According to an AP story from December 28, 2009, scores of New Yorkers and tourists seeking a fresh start for the new year gathered in Times Square to put their bad memories through the shredder at the third annual Good Riddance Day. Participants lined up near the booth where discount theater tickets are sold and pitched their bad memories into an industrial-sized shredder. According the Karen Matthews, people shredded about everything you could imagine: the box score to a losing football game which knocked the New York Giants out of the playoffs, the memory of a counselor on a school field trip who was later featured on America’s Most Wanted, bills, correspondence, memories of ex-boyfriends and ex-girlfriends, and much, much more. But not to worry. If someone brought something which could not be shredded—say a computer or a tin of fattening snacks—a dumpster and a sledgehammer were available them.

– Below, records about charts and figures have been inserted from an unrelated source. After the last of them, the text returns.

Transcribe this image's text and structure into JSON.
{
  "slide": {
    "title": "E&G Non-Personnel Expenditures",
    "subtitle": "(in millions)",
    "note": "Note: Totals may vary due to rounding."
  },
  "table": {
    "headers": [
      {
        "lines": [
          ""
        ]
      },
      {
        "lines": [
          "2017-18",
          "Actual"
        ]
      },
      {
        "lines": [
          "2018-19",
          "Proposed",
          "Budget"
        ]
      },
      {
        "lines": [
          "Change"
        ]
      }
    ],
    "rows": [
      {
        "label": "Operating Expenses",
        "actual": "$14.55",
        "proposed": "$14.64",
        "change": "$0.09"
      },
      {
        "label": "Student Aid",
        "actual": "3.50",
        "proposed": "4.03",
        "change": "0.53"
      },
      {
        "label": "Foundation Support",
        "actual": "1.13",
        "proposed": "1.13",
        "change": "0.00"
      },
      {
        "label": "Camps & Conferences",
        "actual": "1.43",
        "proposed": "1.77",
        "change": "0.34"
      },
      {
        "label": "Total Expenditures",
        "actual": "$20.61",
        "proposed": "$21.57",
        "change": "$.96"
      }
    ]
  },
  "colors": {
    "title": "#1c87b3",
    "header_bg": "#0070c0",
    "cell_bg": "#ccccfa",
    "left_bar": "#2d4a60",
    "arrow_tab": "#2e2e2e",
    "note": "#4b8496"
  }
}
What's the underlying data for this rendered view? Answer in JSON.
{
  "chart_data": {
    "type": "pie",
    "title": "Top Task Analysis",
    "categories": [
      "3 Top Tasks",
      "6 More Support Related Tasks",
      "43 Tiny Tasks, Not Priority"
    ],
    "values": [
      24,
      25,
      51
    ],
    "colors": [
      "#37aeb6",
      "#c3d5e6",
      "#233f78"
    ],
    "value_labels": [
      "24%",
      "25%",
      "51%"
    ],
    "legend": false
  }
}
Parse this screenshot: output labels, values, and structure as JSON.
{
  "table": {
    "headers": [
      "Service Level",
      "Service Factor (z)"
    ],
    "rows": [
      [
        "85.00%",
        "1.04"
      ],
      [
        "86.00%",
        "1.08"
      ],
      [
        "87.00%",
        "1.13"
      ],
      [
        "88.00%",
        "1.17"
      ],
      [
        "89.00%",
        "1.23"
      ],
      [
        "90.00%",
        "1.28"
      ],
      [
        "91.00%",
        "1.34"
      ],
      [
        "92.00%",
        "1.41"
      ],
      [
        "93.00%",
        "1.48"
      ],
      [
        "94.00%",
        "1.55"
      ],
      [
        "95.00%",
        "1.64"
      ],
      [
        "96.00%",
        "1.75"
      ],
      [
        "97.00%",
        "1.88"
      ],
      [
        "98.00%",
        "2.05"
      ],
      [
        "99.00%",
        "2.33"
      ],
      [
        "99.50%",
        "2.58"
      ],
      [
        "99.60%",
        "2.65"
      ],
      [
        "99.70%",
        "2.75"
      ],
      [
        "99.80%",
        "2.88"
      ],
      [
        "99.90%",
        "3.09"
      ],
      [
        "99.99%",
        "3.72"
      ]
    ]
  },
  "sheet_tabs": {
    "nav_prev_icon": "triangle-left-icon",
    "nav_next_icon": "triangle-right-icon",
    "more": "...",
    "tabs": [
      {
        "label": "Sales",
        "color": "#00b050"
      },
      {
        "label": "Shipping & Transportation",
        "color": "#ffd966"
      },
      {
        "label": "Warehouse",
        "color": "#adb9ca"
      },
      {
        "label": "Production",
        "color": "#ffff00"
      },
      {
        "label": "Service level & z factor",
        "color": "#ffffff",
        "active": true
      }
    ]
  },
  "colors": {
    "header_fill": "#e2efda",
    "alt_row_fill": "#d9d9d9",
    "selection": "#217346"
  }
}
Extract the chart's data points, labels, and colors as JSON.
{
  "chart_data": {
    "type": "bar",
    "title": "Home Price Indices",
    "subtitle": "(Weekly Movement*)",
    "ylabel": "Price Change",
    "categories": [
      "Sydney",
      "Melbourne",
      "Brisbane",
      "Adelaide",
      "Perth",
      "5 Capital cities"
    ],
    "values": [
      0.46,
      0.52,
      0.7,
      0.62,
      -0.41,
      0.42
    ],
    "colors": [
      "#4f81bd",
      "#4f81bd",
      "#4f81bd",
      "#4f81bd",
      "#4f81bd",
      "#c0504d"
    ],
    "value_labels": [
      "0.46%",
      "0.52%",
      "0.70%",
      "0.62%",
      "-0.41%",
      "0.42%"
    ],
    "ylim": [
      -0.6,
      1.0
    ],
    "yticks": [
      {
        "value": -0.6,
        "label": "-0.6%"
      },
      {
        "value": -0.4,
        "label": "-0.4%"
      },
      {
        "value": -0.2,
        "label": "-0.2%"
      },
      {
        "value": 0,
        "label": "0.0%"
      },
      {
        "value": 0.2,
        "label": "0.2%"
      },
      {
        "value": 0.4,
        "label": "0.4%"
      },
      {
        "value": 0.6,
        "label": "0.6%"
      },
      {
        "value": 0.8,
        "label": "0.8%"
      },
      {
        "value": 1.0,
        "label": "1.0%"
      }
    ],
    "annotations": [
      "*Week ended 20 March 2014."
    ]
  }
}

People come from near and far for this annual event. The turnout says something about the hunger people have to rid themselves of past mistakes, sins, bad memories, broken hearts, and hurtful relationships. Just smash ‘em with a sledgehammer or put ‘em through a shredder. There! All gone!

If only it was this easy. But it’s not. While there’s much symbolic value in Good Riddance Day, and while it surely feels good for a while, the hurt, the scars, the tough consequences, don’t go away with the swing of a hammer or the push of a button. They linger. They gnaw. They suck the life out of you and steal your joy.

It’s not just what we get rid of that matters; it’s what we embrace in their place that matters more. Jesus told a story about a man that had a demon living in his heart. What a torment that demon was to this poor man! By good fortune, however, the man was able finally to sweep that demons clean—to run it off, to shoo it away, to send it scampering away from his heart. He sure felt better … for a season. But because the man didn’t replace that demon with anything else, the demon came back home to the man’s heart, brought along some friends, and the man was worse in the end than he was in the beginning. See what I mean? It’s not just what we get rid of that matters, it’s what we embrace in their place that matters more.

Could I encourage you on the threshold of a new year to embrace Jesus? He loves you. He forgives you. And He can set up residence in your heart that makes it possible to get rid of your heart-junk once and for all. It’s a process. Jesus does His work over time, but He can fill the void left by the sins, mistakes, and bad decisions that have haunted you for so long. When those demons try to come home, let Jesus answer the door. They won’t stick around for very long.

Getting rid of the junk that weighs you down is never as easy as it seems, but Jesus is the long-term cure. No one does true forgiveness and new beginning better than Jesus. Receive Him. Embrace Him. Trust Him. And this new year could be the best one you’ve ever enjoyed.